Schizophrenic mother thanks medics for saving daughters she tried to drown

She thanked responders before being sentenced to nearly 10 years in prison for second-degree murder

By Tony Rizzo
The Kansas City Star

KANSAS CITY, Kan. — Last April, when Johnna Green tried to drown her two young daughters, she was in the delusional throes of schizophrenia.

On Friday, clear-headed and calm, the 24-year-old Kansas City, Kan., woman thanked the first responders and medical professional who saved her little girls’ lives.

Green spoke briefly before she was sentenced to nearly 10 years in prison after pleading guilty in January to two counts of attempted second-degree murder.

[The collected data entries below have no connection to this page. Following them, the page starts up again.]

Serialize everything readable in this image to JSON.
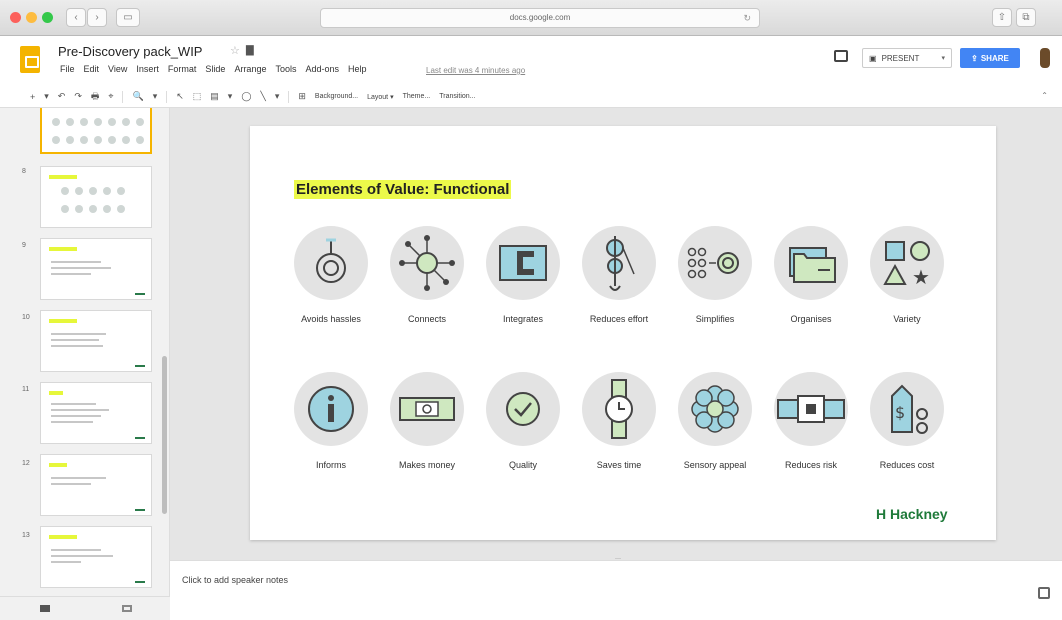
{
  "browser": {
    "url": "docs.google.com",
    "nav_back": "‹",
    "nav_fwd": "›",
    "nav_sidebar": "▭",
    "right_icons": [
      "⇧",
      "⧉"
    ]
  },
  "app": {
    "title": "Pre-Discovery pack_WIP",
    "menu": [
      "File",
      "Edit",
      "View",
      "Insert",
      "Format",
      "Slide",
      "Arrange",
      "Tools",
      "Add-ons",
      "Help"
    ],
    "last_edit": "Last edit was 4 minutes ago",
    "present_label": "PRESENT",
    "share_label": "SHARE",
    "colors": {
      "share": "#4285f4",
      "logo": "#f4b400",
      "highlight": "#ecf94a",
      "brand_green": "#1f7a3a"
    }
  },
  "toolbar": {
    "items": [
      "+",
      "▾",
      "↶",
      "↷",
      "🖶",
      "⌖",
      "▾",
      "🔍",
      "▾",
      "↖",
      "⬚",
      "▤",
      "▾",
      "◯",
      "╲",
      "▾",
      "⊞"
    ],
    "buttons": [
      "Background...",
      "Layout ▾",
      "Theme...",
      "Transition..."
    ],
    "collapse": "⌃"
  },
  "filmstrip": {
    "slides": [
      {
        "num": ""
      },
      {
        "num": "8"
      },
      {
        "num": "9"
      },
      {
        "num": "10"
      },
      {
        "num": "11"
      },
      {
        "num": "12"
      },
      {
        "num": "13"
      }
    ]
  },
  "slide": {
    "title": "Elements of Value: Functional",
    "row1": [
      {
        "label": "Avoids hassles",
        "icon": "spiral-at-icon"
      },
      {
        "label": "Connects",
        "icon": "network-hub-icon"
      },
      {
        "label": "Integrates",
        "icon": "c-block-icon"
      },
      {
        "label": "Reduces effort",
        "icon": "pulley-icon"
      },
      {
        "label": "Simplifies",
        "icon": "dots-to-circle-icon"
      },
      {
        "label": "Organises",
        "icon": "folder-icon"
      },
      {
        "label": "Variety",
        "icon": "shapes-icon"
      }
    ],
    "row2": [
      {
        "label": "Informs",
        "icon": "info-icon"
      },
      {
        "label": "Makes money",
        "icon": "banknote-icon"
      },
      {
        "label": "Quality",
        "icon": "checkmark-icon"
      },
      {
        "label": "Saves time",
        "icon": "watch-icon"
      },
      {
        "label": "Sensory appeal",
        "icon": "flower-icon"
      },
      {
        "label": "Reduces risk",
        "icon": "seatbelt-icon"
      },
      {
        "label": "Reduces cost",
        "icon": "price-tag-icon"
      }
    ],
    "logo": "H Hackney"
  },
  "notes": {
    "placeholder": "Click to add speaker notes"
  }
}
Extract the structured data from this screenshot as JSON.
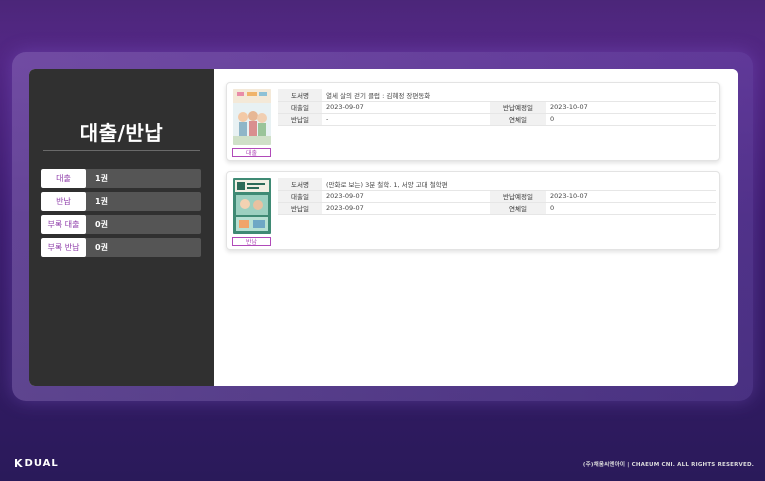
{
  "sidebar": {
    "title": "대출/반납",
    "stats": [
      {
        "label": "대출",
        "value": "1권"
      },
      {
        "label": "반납",
        "value": "1권"
      },
      {
        "label": "부록 대출",
        "value": "0권"
      },
      {
        "label": "부록 반납",
        "value": "0권"
      }
    ]
  },
  "field_labels": {
    "title": "도서명",
    "loan_date": "대출일",
    "due_date": "반납예정일",
    "return_date": "반납일",
    "overdue_days": "연체일"
  },
  "books": [
    {
      "title": "열세 살의 걷기 클럽 : 김혜정 장편동화",
      "loan_date": "2023-09-07",
      "due_date": "2023-10-07",
      "return_date": "-",
      "overdue_days": "0",
      "status": "대출"
    },
    {
      "title": "(만화로 보는) 3분 철학. 1, 서양 고대 철학편",
      "loan_date": "2023-09-07",
      "due_date": "2023-10-07",
      "return_date": "2023-09-07",
      "overdue_days": "0",
      "status": "반납"
    }
  ],
  "footer": {
    "logo_k": "K",
    "logo_rest": "DUAL",
    "copyright": "(주)채움씨엔아이  |   CHAEUM CNI. ALL RIGHTS RESERVED."
  },
  "colors": {
    "accent": "#b04ab9",
    "sidebar_bg": "#303030",
    "background_top": "#5a2a8c",
    "background_bottom": "#2a1a5a"
  }
}
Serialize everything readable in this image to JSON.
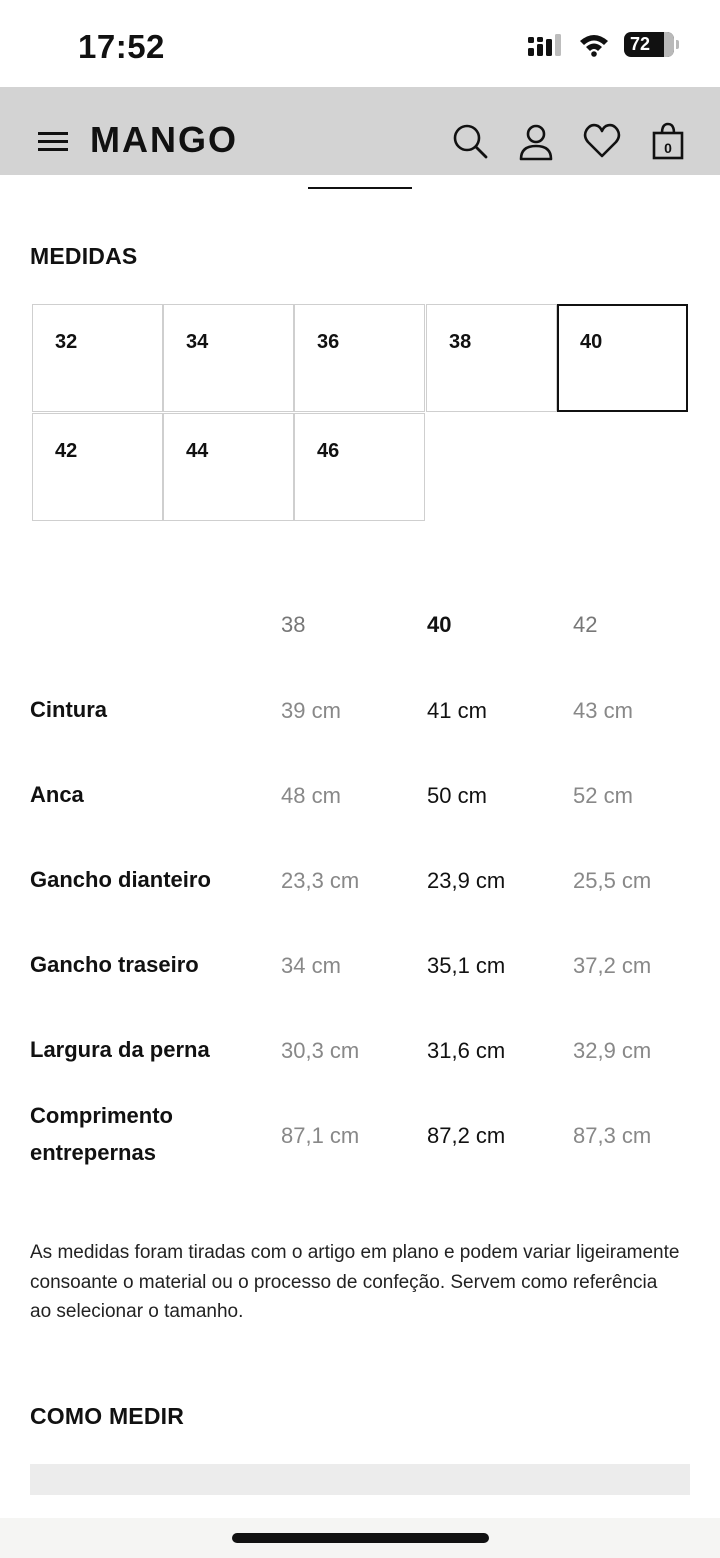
{
  "status_bar": {
    "time": "17:52",
    "battery": "72"
  },
  "header": {
    "logo": "MANGO",
    "bag_count": "0",
    "icons": [
      "menu-icon",
      "search-icon",
      "user-icon",
      "heart-icon",
      "bag-icon"
    ],
    "background": "#d3d3d3"
  },
  "measures": {
    "title": "MEDIDAS",
    "sizes": [
      "32",
      "34",
      "36",
      "38",
      "40",
      "42",
      "44",
      "46"
    ],
    "selected_size": "40"
  },
  "table": {
    "columns": [
      "38",
      "40",
      "42"
    ],
    "selected_column": "40",
    "rows": [
      {
        "label": "Cintura",
        "values": [
          "39 cm",
          "41 cm",
          "43 cm"
        ]
      },
      {
        "label": "Anca",
        "values": [
          "48 cm",
          "50 cm",
          "52 cm"
        ]
      },
      {
        "label": "Gancho dianteiro",
        "values": [
          "23,3 cm",
          "23,9 cm",
          "25,5 cm"
        ]
      },
      {
        "label": "Gancho traseiro",
        "values": [
          "34 cm",
          "35,1 cm",
          "37,2 cm"
        ]
      },
      {
        "label": "Largura da perna",
        "values": [
          "30,3 cm",
          "31,6 cm",
          "32,9 cm"
        ]
      },
      {
        "label_line1": "Comprimento",
        "label_line2": "entrepernas",
        "values": [
          "87,1 cm",
          "87,2 cm",
          "87,3 cm"
        ]
      }
    ]
  },
  "note": "As medidas foram tiradas com o artigo em plano e podem variar ligeiramente consoante o material ou o processo de confeção. Servem como referência ao selecionar o tamanho.",
  "how_to_measure": {
    "title": "COMO MEDIR"
  }
}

“I’m ready to move forward,” Green told Wyandotte County District Judge Mike Grosko.

Grosko followed plea negotiations and sentenced Green to 59 months on each charge, with the sentences to be served consecutively.

She initially was charged with two counts of attempted first-degree murder after the incident last April involving the 1- and 4-year-old girls, but she pleaded guilty to the lesser charges as part of a plea agreement.

Green’s attorney, Paul Morrison, said after Friday’s hearing that in the days after the incident, the girls’ survival was questionable. Their recovery has been a miracle, he said, and both are doing well.

“She is very thankful for that,” Morrison said of Green.

At Green’s plea hearing in January, prosecutors said that Green called 911 last April 2 and told the dispatcher, “I just killed my kids.”

When the dispatcher asked how, Green replied, “I drowned them.”

When the first police officer arrived at the residence in the 2900 block of South 52nd Street, Green repeated that she had drowned the children, prosecutors said.

The officer found the girls unconscious on the floor next to the bathtub. Neither was breathing. He began resuscitation efforts until ambulance crews arrived.

After the incident, Green told police that she had “perceived” that the girls were “having difficulty with concentrating” and she wanted to prevent that, prosecutors said. She said she filled the tub with water, and held the girls underwater until they stopped breathing.

Morrison said Friday that Green had begun experiencing symptoms of schizophrenia shortly before the incident, and she recognized something was wrong with her.

“It’s one of the tragic aspects of this case that she was seeking treatment and in the process of getting an evaluation,” he said.

McClatchy-Tribune News Service
In her “delusional, twisted contorted way of thinking,” he said, she thought she was doing the children a favor by “sending them to Jesus.”